Commentary: Iacocca On The Deal

How Cerberus could rise to the occasion

My phone started ringing off the hook the day Daimler's (DCX ) deal to sell Chrysler to Cerberus was announced. The reactions were mixed. Some people thought it was a hell of a deal. Others thought it was a deal from hell. More than one person mentioned that Cerberus was named after the three-headed monster in Greek mythology that guards the gates of Hades. Mostly, though, the people I talked to wanted it to work because they cared about Chrysler and about the future of the American auto industry.

There's one thing everyone agrees on: Daimler screwed Chrysler royally. To understand how the desperation sale to Cerberus Capital Management could possibly happen to one of America's iconic car companies, you have to look at the history. Chrysler's merger with Daimler-Benz nine years ago was a disaster from the start. At the time, Chrysler was making a lot of money--something like $1 billion every quarter. The minivan was a cash cow. The Jeep Grand Cherokee and Dodge Ram pickup were selling like crazy. There were 4,000 profitable dealers, a brand-new $1.5 billion research center, and $12 billion in cash. Chrysler was the lowest-cost producer and the most profitable car company in the world, with sales of 2.5 million cars and light trucks. But it took Daimler less than a decade to drive Chrysler off a cliff.

Now the question is: Has the sale to Cerberus rescued Chrysler or doomed it to the junkyard? The answer won't be known for some time. But Chrysler's fate will ultimately depend on the kind of hands-on leadership Cerberus brings to the table. Let's look at the pros and cons.

The biggest fear that people have about private equity firms like Cerberus is that their basic goal is to "strip and flip." That is, buy ailing companies on the cheap; "restructure" them by slashing costs, jobs, and benefits; then resell them for a big profit. Cerberus' track record, however, is pretty good in this respect. It would be naive to think that cost-cutting and even downsizing are not necessary when a company is struggling. I had to do that myself when we turned Chrysler around in the early Eighties. But let's be real. The problem that is crippling our big manufacturing companies like Chrysler is not inefficiency. It's legacy costs. Chrysler's health-care and pension burden amounts to about $1,500 per car.

A lot of people were surprised when United Auto Workers President Ron Gettelfinger endorsed the deal. With new contract negotiations set to begin this summer, many workers fear they'll be forced to make huge concessions. But that fear existed before the sale. If Cerberus is serious about reviving Chrysler, it will have to take care of the employees who build the cars and the dealers who sell and service them.

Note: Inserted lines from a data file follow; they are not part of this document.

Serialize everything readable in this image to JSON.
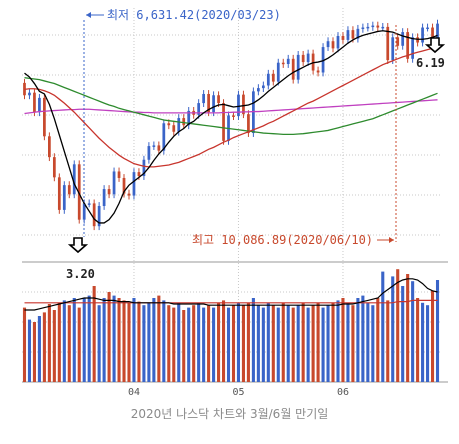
{
  "caption": "2020년 나스닥 차트와 3월/6월 만기일",
  "chart_data": {
    "type": "candlestick",
    "title": "",
    "annotations": {
      "low_label": "최저 6,631.42(2020/03/23)",
      "high_label": "최고 10,086.89(2020/06/10)",
      "low_marker_value": "3.20",
      "high_marker_value": "6.19"
    },
    "x_tick_labels": [
      "04",
      "05",
      "06"
    ],
    "colors": {
      "up": "#3a64c8",
      "down": "#c8492d",
      "ma_short": "#000000",
      "ma_mid": "#c8352d",
      "ma_long": "#2e8b2e",
      "ma_longest": "#c040c0",
      "annotation_blue": "#3a64c8",
      "annotation_red": "#c8492d",
      "grid": "#c8c8c8"
    },
    "price_ylim": [
      6400,
      10300
    ],
    "volume_ylim": [
      0,
      100
    ],
    "price_series": {
      "open": [
        9150,
        8960,
        9000,
        8700,
        8920,
        8330,
        8010,
        7700,
        7200,
        7580,
        7440,
        7900,
        7050,
        7300,
        7300,
        6950,
        7260,
        7520,
        7440,
        7790,
        7690,
        7450,
        7420,
        7780,
        7720,
        7970,
        8180,
        8190,
        8110,
        8530,
        8500,
        8400,
        8610,
        8500,
        8720,
        8660,
        8840,
        8980,
        8700,
        8960,
        8840,
        8260,
        8650,
        8640,
        8970,
        8670,
        8380,
        9020,
        9070,
        9110,
        9290,
        9170,
        9460,
        9440,
        9520,
        9200,
        9580,
        9470,
        9600,
        9340,
        9310,
        9700,
        9790,
        9680,
        9870,
        9810,
        9960,
        9830,
        9980,
        10000,
        10010,
        10030,
        10000,
        10010,
        9500,
        9850,
        9720,
        9930,
        9520,
        9850,
        9770,
        10000,
        10000,
        9780
      ],
      "close": [
        8960,
        9000,
        8700,
        8920,
        8330,
        8010,
        7700,
        7200,
        7580,
        7440,
        7900,
        7050,
        7300,
        7300,
        6950,
        7260,
        7520,
        7440,
        7790,
        7690,
        7450,
        7420,
        7780,
        7720,
        7970,
        8180,
        8190,
        8110,
        8530,
        8500,
        8400,
        8610,
        8500,
        8720,
        8660,
        8840,
        8980,
        8700,
        8960,
        8840,
        8260,
        8650,
        8640,
        8970,
        8670,
        8380,
        9020,
        9070,
        9110,
        9290,
        9170,
        9460,
        9440,
        9520,
        9200,
        9580,
        9470,
        9600,
        9340,
        9310,
        9700,
        9790,
        9680,
        9870,
        9810,
        9960,
        9830,
        9980,
        10000,
        10010,
        10030,
        10000,
        10010,
        9500,
        9850,
        9720,
        9930,
        9520,
        9850,
        9770,
        10000,
        10000,
        9780,
        10060
      ],
      "ma5": [
        9300,
        9240,
        9140,
        9020,
        8980,
        8820,
        8600,
        8350,
        8100,
        7850,
        7600,
        7450,
        7300,
        7180,
        7060,
        7000,
        7000,
        7050,
        7150,
        7300,
        7480,
        7580,
        7640,
        7700,
        7760,
        7850,
        7960,
        8060,
        8140,
        8240,
        8330,
        8400,
        8450,
        8520,
        8560,
        8630,
        8690,
        8740,
        8780,
        8810,
        8820,
        8800,
        8780,
        8790,
        8800,
        8810,
        8840,
        8890,
        8950,
        9020,
        9080,
        9140,
        9200,
        9260,
        9310,
        9350,
        9390,
        9430,
        9460,
        9470,
        9490,
        9530,
        9580,
        9640,
        9700,
        9760,
        9810,
        9850,
        9880,
        9900,
        9920,
        9940,
        9950,
        9940,
        9930,
        9900,
        9870,
        9850,
        9830,
        9820,
        9820,
        9830,
        9850,
        9880
      ],
      "ma20": [
        9050,
        9060,
        9060,
        9050,
        9030,
        9000,
        8960,
        8900,
        8840,
        8770,
        8700,
        8620,
        8540,
        8460,
        8380,
        8300,
        8230,
        8160,
        8100,
        8040,
        7990,
        7950,
        7910,
        7890,
        7870,
        7860,
        7860,
        7870,
        7880,
        7890,
        7910,
        7930,
        7960,
        7990,
        8020,
        8050,
        8090,
        8130,
        8160,
        8200,
        8240,
        8270,
        8310,
        8340,
        8370,
        8400,
        8430,
        8460,
        8490,
        8530,
        8560,
        8600,
        8640,
        8680,
        8720,
        8760,
        8800,
        8840,
        8870,
        8910,
        8950,
        8990,
        9030,
        9070,
        9110,
        9150,
        9190,
        9230,
        9270,
        9310,
        9350,
        9390,
        9430,
        9460,
        9490,
        9520,
        9550,
        9570,
        9600,
        9620,
        9640,
        9660,
        9680,
        9710
      ],
      "ma60": [
        9230,
        9220,
        9210,
        9200,
        9180,
        9160,
        9140,
        9110,
        9080,
        9050,
        9020,
        8990,
        8960,
        8930,
        8900,
        8870,
        8840,
        8810,
        8790,
        8760,
        8740,
        8720,
        8700,
        8680,
        8660,
        8640,
        8620,
        8600,
        8580,
        8570,
        8560,
        8550,
        8540,
        8530,
        8520,
        8510,
        8500,
        8490,
        8480,
        8470,
        8460,
        8450,
        8440,
        8430,
        8420,
        8410,
        8400,
        8390,
        8380,
        8375,
        8370,
        8365,
        8360,
        8360,
        8360,
        8365,
        8370,
        8380,
        8390,
        8400,
        8410,
        8420,
        8440,
        8460,
        8480,
        8500,
        8520,
        8540,
        8560,
        8580,
        8600,
        8630,
        8660,
        8690,
        8720,
        8750,
        8780,
        8810,
        8840,
        8870,
        8900,
        8930,
        8960,
        8990
      ],
      "ma120": [
        8680,
        8690,
        8700,
        8710,
        8715,
        8720,
        8725,
        8730,
        8735,
        8740,
        8740,
        8745,
        8745,
        8745,
        8740,
        8735,
        8730,
        8725,
        8720,
        8715,
        8710,
        8705,
        8700,
        8700,
        8695,
        8695,
        8690,
        8690,
        8690,
        8690,
        8690,
        8690,
        8690,
        8690,
        8690,
        8690,
        8690,
        8690,
        8690,
        8690,
        8695,
        8695,
        8700,
        8700,
        8705,
        8705,
        8710,
        8710,
        8715,
        8720,
        8725,
        8730,
        8735,
        8740,
        8745,
        8750,
        8755,
        8760,
        8765,
        8770,
        8775,
        8780,
        8785,
        8790,
        8795,
        8800,
        8805,
        8810,
        8815,
        8820,
        8825,
        8830,
        8835,
        8840,
        8845,
        8850,
        8855,
        8860,
        8865,
        8870,
        8875,
        8880,
        8885,
        8890
      ]
    },
    "volume_series": {
      "values": [
        62,
        52,
        50,
        55,
        58,
        65,
        60,
        66,
        68,
        64,
        70,
        62,
        70,
        72,
        80,
        64,
        70,
        75,
        72,
        70,
        68,
        66,
        70,
        67,
        64,
        66,
        70,
        72,
        68,
        64,
        62,
        66,
        60,
        62,
        64,
        66,
        62,
        64,
        62,
        66,
        68,
        62,
        64,
        66,
        64,
        66,
        70,
        64,
        62,
        66,
        64,
        62,
        66,
        64,
        62,
        64,
        66,
        62,
        64,
        66,
        62,
        64,
        66,
        68,
        70,
        66,
        64,
        70,
        72,
        66,
        64,
        70,
        92,
        68,
        88,
        94,
        80,
        90,
        84,
        70,
        66,
        64,
        76,
        85
      ],
      "ma_short": [
        60,
        60,
        60,
        61,
        62,
        63,
        64,
        65,
        66,
        67,
        68,
        69,
        70,
        70,
        70,
        69,
        68,
        68,
        68,
        67,
        67,
        67,
        66,
        66,
        66,
        66,
        66,
        66,
        66,
        66,
        65,
        65,
        65,
        65,
        65,
        65,
        65,
        64,
        64,
        64,
        64,
        64,
        64,
        64,
        64,
        64,
        64,
        64,
        64,
        64,
        64,
        64,
        64,
        64,
        64,
        64,
        64,
        64,
        64,
        64,
        64,
        64,
        64,
        64,
        65,
        65,
        65,
        66,
        67,
        68,
        69,
        70,
        74,
        77,
        80,
        83,
        85,
        86,
        86,
        85,
        82,
        78,
        76,
        75
      ],
      "ma_long": [
        66,
        66,
        66,
        66,
        66,
        66,
        66,
        66,
        66,
        66,
        66,
        66,
        66,
        66,
        66,
        66,
        66,
        66,
        66,
        66,
        66,
        66,
        66,
        66,
        66,
        66,
        66,
        66,
        66,
        66,
        66,
        66,
        66,
        66,
        66,
        66,
        66,
        66,
        66,
        66,
        66,
        66,
        66,
        66,
        66,
        66,
        66,
        66,
        66,
        66,
        66,
        66,
        66,
        66,
        66,
        66,
        66,
        66,
        66,
        66,
        66,
        66,
        66,
        66,
        66,
        66,
        66,
        66,
        66,
        66,
        66,
        66,
        66,
        66,
        66,
        67,
        67,
        67,
        68,
        68,
        68,
        68,
        68,
        68
      ]
    }
  }
}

In the end, it will all come down to leadership. This is the first time in history that a company outside the auto industry will own a major automaker. But in my opinion, the best leadership is still on the inside at Chrysler. Cerberus should give CEO Tom LaSorda the independence and flexibility he needs to show his stuff. He didn't have that with Daimler, so the new arrangement offers an opportunity for him. LaSorda is a smart guy, and the workers respect him. As a former factory boss and the son and grandson of labor leaders, LaSorda understands the nuts and bolts of the car business. His strengths combined with Cerberus' capital could be the formula for success.

In my new book, Where Have All the Leaders Gone? (Scribner), I talk about the shared sacrifice and commitment we had when we revived Chrysler in the early Eighties. That's got to happen now.

But turning Chrysler and the rest of the auto industry around requires more than one company getting it right. Leadership in the car industry means knowing where corporate policy ends and public policy begins. You see, companies are not separate entities from government. Everyone has a part to play in the recovery of our manufacturing sector. Leaders in business, labor, and government must make a joint commitment to resurrect our great industries. Wouldn't it be something if we could say that the best days of the U.S. auto industry were still ahead of us?